- Born: Cork, Ireland
- Education: University College Cork
- Organization: Immigration Control Platform

= Áine Ní Chonaill =

Irish activist

Áine Ní Chonaill is an Irish anti-immigration activist who is the founder and public relations officer of the Immigration Control Platform (ICP).

==Biography==
Ní Chonaill was born in Cork and studied at University College Cork. She became a school teacher in County Cork, before becoming the public relations officer the Immigration Control Platform (ICP). Her political background is largely unknown, but she was involved in the early days of the Progressive Democrats. In 1998 she described herself as a Europhobe and a libertarian, stating "I'm the kind of person who doesn't believe in interfering with people's liberties. I won't wear a seat belt and I won't pay the fines for not wearing one. It's not the law's business to stop me going through the windscreen."

==Career==
At the 1997 general election, Ní Chonaill stood in her native Cork South-West constituency, she received 293 votes. Ní Chonaill said she started her campaign because she was concerned about the numbers of immigrants arriving in Ireland and about asylum abuse.
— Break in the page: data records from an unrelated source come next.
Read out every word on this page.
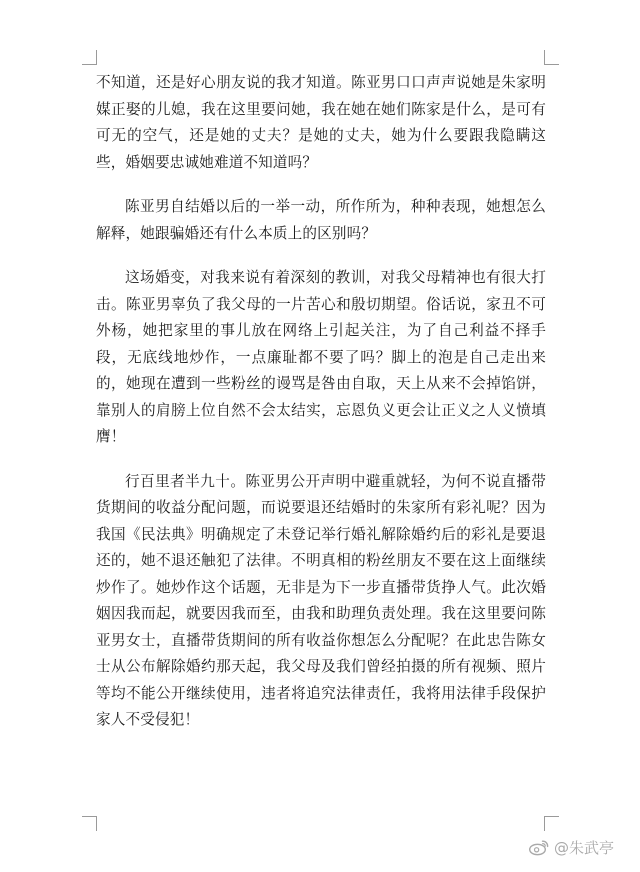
不知道，还是好心朋友说的我才知道。陈亚男口口声声说她是朱家明媒正娶的儿媳，我在这里要问她，我在她在她们陈家是什么，是可有可无的空气，还是她的丈夫？是她的丈夫，她为什么要跟我隐瞒这些，婚姻要忠诚她难道不知道吗？

陈亚男自结婚以后的一举一动，所作所为，种种表现，她想怎么解释，她跟骗婚还有什么本质上的区别吗？

这场婚变，对我来说有着深刻的教训，对我父母精神也有很大打击。陈亚男辜负了我父母的一片苦心和殷切期望。俗话说，家丑不可外杨，她把家里的事儿放在网络上引起关注，为了自己利益不择手段，无底线地炒作，一点廉耻都不要了吗？脚上的泡是自己走出来的，她现在遭到一些粉丝的谩骂是咎由自取，天上从来不会掉馅饼，靠别人的肩膀上位自然不会太结实，忘恩负义更会让正义之人义愤填膺！

行百里者半九十。陈亚男公开声明中避重就轻，为何不说直播带货期间的收益分配问题，而说要退还结婚时的朱家所有彩礼呢？因为我国《民法典》明确规定了未登记举行婚礼解除婚约后的彩礼是要退还的，她不退还触犯了法律。不明真相的粉丝朋友不要在这上面继续炒作了。她炒作这个话题，无非是为下一步直播带货挣人气。此次婚姻因我而起，就要因我而至，由我和助理负责处理。我在这里要问陈亚男女士，直播带货期间的所有收益你想怎么分配呢？在此忠告陈女士从公布解除婚约那天起，我父母及我们曾经拍摄的所有视频、照片等均不能公开继续使用，违者将追究法律责任，我将用法律手段保护家人不受侵犯！

@朱武亭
In 1998 she was the main founder of Immigration Control Platform, an anti-immigration organisation frequently described as far-right.

She stood for election again in the larger Dublin South-Central constituency at the 2002 general election, where she received 926 votes.

In 2005, Ní Chonaill was accused of being a neo-Nazi after being invited to UCD's Literary and Historical Society for a debate. She was later asked to not attend the UCD event, Ní Chonaill later denied the claim.

==Views==
Ní Chonaill has, as spokesperson, repeatedly spoken out about immigration, including opposing the Charter of Fundamental Rights and asylum claims of homosexuals fleeing persecution. In a statement she said: "If the choice is between having homosexuals from these countries having to act discreetly and us being swamped with alleged homosexual claims from 80 countries around the world then they will just have to act discreetly".

She has described the Irish government's response to the 1990 Fajujonu court case, as a betrayal of Irish citizens.